But this one's the kind that belongs in a little worn, paperback book by your bedside; inviting you to sleep soundly.


This story asks us to stop. Pause.


Can you hear the crunch of leaves beneath your feet?

Do you smell the familiar comfort of autumn harvests filling kitchens with marvelous aromas?

I love how no matter what's going on in the world, nature has a way of reminding us to be here.

Just for right now.


This morning as I walked our beach I could actually hear fog combing over the field of grass leading up to the coast. Have you ever heard anything like that? It was magical. The soft brushing sound reminded me that if we pause and listen, the whispers are often much more awe-striking than the shouts. Lately, I've been finding these whispers of nature to be far more helpful than the shouts I hear on most media outlets.


These whispers don't just come from outside. I've also noticed them (even more profoundly), inside me.

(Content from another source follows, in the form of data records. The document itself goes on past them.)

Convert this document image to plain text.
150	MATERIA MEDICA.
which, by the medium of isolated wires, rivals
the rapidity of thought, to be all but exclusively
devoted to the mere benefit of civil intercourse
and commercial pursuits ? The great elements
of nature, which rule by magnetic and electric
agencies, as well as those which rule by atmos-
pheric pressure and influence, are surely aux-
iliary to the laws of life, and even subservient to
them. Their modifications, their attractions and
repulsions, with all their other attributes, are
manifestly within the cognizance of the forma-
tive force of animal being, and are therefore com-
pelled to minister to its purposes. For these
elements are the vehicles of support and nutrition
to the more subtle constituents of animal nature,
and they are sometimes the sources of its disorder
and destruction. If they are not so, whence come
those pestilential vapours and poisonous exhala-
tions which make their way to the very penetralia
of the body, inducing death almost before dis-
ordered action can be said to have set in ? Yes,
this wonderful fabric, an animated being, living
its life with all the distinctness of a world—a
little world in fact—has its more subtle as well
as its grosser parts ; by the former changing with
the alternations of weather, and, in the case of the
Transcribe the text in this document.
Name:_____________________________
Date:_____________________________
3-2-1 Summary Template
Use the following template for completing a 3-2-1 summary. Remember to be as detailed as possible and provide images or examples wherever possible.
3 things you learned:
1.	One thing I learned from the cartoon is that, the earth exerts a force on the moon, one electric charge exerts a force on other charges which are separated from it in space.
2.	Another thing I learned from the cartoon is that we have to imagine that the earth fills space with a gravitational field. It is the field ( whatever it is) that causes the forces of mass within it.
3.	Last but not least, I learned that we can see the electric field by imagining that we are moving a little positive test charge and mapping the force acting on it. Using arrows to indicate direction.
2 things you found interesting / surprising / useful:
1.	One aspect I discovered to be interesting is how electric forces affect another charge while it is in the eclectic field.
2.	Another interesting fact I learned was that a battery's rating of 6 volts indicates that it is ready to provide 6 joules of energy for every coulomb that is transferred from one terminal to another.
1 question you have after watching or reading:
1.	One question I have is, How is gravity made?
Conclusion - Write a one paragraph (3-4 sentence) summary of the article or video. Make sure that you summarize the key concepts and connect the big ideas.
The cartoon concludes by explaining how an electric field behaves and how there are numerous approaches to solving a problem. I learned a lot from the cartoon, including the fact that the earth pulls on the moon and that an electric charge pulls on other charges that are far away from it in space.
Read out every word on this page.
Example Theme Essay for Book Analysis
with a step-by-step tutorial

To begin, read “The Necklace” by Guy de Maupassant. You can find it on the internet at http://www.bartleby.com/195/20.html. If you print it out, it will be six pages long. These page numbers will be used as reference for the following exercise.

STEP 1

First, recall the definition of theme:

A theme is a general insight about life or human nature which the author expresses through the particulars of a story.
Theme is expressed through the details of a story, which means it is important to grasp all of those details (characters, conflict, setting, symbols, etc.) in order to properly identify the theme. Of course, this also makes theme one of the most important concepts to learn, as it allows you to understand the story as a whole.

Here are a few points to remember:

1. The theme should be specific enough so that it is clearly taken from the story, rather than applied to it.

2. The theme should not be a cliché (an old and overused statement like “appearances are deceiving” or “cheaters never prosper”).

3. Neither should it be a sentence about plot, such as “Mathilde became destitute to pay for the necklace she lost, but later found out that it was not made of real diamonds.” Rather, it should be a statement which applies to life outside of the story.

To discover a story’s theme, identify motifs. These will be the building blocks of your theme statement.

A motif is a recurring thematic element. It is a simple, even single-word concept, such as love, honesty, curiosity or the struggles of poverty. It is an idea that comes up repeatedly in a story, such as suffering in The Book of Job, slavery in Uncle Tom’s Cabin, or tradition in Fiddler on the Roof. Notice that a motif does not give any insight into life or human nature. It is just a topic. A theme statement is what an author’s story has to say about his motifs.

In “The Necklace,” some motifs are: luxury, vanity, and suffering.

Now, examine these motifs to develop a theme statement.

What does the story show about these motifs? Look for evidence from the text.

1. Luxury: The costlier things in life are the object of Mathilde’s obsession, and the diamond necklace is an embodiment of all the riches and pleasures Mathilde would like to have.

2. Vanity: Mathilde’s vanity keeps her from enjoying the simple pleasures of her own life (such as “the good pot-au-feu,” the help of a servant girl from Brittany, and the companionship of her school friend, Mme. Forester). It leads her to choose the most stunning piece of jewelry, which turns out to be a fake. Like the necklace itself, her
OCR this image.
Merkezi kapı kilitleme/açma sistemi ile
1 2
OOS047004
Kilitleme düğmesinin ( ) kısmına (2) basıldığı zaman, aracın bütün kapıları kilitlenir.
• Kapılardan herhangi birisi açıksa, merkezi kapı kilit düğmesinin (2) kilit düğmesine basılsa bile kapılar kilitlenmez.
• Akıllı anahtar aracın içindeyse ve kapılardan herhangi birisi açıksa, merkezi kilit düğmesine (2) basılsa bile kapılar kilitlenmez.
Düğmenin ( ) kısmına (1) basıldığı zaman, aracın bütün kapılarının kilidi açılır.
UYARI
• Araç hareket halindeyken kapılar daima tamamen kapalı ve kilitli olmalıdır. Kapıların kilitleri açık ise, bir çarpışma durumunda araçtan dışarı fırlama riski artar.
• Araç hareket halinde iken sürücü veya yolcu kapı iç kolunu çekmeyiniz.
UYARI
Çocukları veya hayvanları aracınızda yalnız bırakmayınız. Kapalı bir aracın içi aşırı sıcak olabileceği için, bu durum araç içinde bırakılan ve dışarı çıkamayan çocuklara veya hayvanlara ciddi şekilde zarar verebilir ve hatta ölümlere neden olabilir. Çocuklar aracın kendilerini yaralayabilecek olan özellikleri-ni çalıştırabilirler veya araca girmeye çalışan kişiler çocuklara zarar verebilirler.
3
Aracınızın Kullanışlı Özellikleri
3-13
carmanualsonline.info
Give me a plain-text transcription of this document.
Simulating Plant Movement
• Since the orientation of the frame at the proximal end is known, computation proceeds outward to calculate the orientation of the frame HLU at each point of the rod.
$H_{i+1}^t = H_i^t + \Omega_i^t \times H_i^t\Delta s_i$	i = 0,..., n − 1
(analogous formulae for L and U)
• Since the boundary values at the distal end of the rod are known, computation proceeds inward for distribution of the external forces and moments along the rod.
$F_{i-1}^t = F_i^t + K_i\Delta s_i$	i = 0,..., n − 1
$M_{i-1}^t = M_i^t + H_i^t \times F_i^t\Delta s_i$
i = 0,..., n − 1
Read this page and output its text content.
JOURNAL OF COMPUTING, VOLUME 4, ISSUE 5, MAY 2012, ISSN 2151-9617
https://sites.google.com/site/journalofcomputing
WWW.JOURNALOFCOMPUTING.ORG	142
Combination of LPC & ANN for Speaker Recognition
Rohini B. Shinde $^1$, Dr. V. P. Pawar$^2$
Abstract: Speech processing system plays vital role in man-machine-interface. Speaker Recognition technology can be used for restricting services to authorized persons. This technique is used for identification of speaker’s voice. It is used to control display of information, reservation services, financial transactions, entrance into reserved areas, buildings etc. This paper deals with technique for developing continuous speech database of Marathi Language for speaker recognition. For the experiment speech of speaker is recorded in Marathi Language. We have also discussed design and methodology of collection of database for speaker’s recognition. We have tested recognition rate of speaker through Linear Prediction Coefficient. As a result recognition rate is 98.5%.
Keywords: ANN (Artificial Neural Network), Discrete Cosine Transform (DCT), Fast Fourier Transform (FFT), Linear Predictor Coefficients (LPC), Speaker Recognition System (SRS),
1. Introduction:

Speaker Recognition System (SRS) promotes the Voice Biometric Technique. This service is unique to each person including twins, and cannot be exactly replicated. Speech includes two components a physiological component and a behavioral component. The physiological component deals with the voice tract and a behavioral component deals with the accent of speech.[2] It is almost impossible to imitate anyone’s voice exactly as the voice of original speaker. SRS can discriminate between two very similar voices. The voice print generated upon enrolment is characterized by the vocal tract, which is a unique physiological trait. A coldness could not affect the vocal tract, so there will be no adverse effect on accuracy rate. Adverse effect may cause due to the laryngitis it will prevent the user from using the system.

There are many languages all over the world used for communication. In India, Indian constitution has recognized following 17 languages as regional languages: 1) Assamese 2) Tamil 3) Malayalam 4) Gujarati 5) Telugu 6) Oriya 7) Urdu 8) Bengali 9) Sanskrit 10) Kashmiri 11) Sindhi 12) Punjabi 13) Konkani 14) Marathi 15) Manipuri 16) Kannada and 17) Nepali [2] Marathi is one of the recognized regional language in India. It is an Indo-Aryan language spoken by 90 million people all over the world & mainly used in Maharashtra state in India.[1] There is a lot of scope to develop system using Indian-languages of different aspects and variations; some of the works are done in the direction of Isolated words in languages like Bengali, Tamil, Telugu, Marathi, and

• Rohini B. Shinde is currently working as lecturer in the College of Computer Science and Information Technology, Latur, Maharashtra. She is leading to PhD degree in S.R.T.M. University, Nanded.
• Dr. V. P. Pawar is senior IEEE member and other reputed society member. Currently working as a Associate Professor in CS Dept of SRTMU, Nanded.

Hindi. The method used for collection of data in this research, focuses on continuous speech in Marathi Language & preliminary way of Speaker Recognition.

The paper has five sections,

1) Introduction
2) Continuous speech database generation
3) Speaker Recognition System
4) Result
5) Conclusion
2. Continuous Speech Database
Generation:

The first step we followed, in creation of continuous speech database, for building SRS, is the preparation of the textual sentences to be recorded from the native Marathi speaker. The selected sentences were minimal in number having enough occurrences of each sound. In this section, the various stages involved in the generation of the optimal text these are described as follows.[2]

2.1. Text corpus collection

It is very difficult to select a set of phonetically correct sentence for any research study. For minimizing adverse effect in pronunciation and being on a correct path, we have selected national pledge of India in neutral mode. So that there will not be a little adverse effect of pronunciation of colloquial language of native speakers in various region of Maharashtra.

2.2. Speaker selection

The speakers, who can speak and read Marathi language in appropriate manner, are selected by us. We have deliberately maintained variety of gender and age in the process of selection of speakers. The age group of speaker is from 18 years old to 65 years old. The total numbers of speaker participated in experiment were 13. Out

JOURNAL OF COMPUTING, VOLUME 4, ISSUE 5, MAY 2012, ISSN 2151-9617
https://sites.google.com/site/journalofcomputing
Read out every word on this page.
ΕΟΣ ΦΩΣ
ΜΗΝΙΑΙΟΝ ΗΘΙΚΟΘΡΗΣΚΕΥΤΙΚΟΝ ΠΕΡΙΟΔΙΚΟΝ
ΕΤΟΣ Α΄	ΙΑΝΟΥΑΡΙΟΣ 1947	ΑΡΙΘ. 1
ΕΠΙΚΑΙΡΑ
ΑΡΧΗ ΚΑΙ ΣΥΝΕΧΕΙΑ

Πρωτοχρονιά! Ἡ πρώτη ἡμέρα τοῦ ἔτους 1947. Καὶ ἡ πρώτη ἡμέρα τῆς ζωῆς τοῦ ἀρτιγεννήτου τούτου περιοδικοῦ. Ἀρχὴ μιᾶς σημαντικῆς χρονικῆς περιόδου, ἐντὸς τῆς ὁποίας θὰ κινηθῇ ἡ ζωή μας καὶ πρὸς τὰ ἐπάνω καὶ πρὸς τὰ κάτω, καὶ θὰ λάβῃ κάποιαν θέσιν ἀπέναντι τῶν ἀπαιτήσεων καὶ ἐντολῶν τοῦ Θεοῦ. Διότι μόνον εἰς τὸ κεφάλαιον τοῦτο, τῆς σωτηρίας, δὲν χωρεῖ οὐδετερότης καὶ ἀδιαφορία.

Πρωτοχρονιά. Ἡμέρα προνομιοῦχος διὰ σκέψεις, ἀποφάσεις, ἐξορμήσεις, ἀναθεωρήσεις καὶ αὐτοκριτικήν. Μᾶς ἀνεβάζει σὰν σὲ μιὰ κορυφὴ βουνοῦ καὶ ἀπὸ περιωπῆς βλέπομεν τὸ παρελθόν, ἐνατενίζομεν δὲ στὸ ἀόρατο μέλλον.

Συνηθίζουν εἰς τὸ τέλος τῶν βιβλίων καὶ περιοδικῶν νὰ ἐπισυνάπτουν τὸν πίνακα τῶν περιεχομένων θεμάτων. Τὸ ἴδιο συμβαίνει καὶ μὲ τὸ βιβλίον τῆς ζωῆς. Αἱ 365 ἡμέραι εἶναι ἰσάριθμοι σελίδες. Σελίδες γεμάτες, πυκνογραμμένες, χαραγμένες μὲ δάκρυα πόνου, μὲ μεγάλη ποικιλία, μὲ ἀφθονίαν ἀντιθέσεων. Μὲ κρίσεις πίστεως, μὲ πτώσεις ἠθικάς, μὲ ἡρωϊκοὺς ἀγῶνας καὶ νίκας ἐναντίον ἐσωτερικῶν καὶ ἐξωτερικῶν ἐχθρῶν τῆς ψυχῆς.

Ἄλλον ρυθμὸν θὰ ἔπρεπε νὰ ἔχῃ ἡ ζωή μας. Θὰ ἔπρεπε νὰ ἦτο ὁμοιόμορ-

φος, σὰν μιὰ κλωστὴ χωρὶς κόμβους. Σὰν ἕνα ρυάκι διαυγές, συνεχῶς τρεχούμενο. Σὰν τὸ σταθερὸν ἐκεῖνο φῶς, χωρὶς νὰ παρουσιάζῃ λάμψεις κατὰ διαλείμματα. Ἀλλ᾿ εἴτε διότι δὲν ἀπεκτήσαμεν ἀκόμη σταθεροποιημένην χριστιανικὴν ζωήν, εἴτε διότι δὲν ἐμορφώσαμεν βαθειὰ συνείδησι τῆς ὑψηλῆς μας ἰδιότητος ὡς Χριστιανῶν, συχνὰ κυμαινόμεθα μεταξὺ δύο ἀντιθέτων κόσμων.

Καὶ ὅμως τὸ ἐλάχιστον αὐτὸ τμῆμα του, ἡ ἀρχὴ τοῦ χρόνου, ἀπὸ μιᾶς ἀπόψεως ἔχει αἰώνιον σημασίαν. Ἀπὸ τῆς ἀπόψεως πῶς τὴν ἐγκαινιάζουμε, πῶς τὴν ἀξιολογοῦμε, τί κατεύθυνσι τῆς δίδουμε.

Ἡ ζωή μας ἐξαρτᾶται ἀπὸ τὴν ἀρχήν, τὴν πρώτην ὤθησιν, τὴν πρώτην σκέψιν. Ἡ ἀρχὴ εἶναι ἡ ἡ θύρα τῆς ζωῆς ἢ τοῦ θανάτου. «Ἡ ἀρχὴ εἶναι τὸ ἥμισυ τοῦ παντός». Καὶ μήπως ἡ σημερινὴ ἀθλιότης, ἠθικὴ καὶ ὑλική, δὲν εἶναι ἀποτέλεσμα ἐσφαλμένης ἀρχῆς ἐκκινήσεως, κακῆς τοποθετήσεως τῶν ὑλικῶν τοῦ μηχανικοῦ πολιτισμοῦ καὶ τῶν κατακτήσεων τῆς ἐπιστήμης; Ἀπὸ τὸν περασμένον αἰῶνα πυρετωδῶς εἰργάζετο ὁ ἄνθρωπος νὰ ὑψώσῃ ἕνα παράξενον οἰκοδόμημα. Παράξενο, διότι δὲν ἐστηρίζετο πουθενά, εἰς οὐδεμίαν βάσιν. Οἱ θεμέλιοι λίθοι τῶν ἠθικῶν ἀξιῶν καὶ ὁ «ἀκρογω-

So, here's the story and how it ties in:


Since we've been painting our emotions in the Head to Heart through Art membership group, last week I decided to start an experiment. Each night before bed I reflect on the most prominent emotion I felt during the day. I imagine what colors, shapes, and textures might represent it. Then I paint it. One particular painting I began represents sadness. And to my surprise, it's actually turning out quite beautifully.


My objective during this experiment is not to paint "beautiful" paintings, but rather to express with authenticity. However, what I found ironic was that once I began painting sadness--an emotion that I so often dislike and resist--its image actually appeared beautiful to me. (It's still in progress--you can watch me working on it here.)


This led me to realize that beyond the sadness--or rather--at the center of sadness (at least in my experience)-- lies calm, tenderness, sensitivity, opportunity and desire.


Desire to be loved.


Opportunity to connect, most importantly, with myself.


I've always resisted sadness. Felt it to be burdensome. Felt it to be too heavy to bear, at times. And yet this year, as so many uncomfortable emotions surface for the world, I found myself befriending my sadness--that ugly monster that so long lingered under my bed.


It's not so "ugly" after all. 


In a way, by painting this emotion, I began making friends with a monster long lurking in the dark. 


That's not to say that every time we paint or express our "ugly" emotions, they become beautiful. Sometimes we become acquainted with just how "ugly" or uncomfortable they really are.


But the important thing is that when we cozy up with these dark corners, we turn our emotions and our experiences into creative fuel-- instead of letting them block our creativity.


Sure, this all may sound a little esoteric or cheesy, but I dare you to try it.


What monsters under your bed are showing their faces this year?

Take a breath, tune in, and imagine what those scary emotions might look like.

Grab a paintbrush and see what wants to come out (and remember, no edits. No one even has to see it-- this is for you).


As autumn's equinox ushers us towards Samhain, we're reminded of the opportunity we have to embrace the darkness like a comforting womb. To get curious and explore inside ourselves. To listen to the whispers.


What wants to be be-friended? 


Could getting acquainted with it set you free?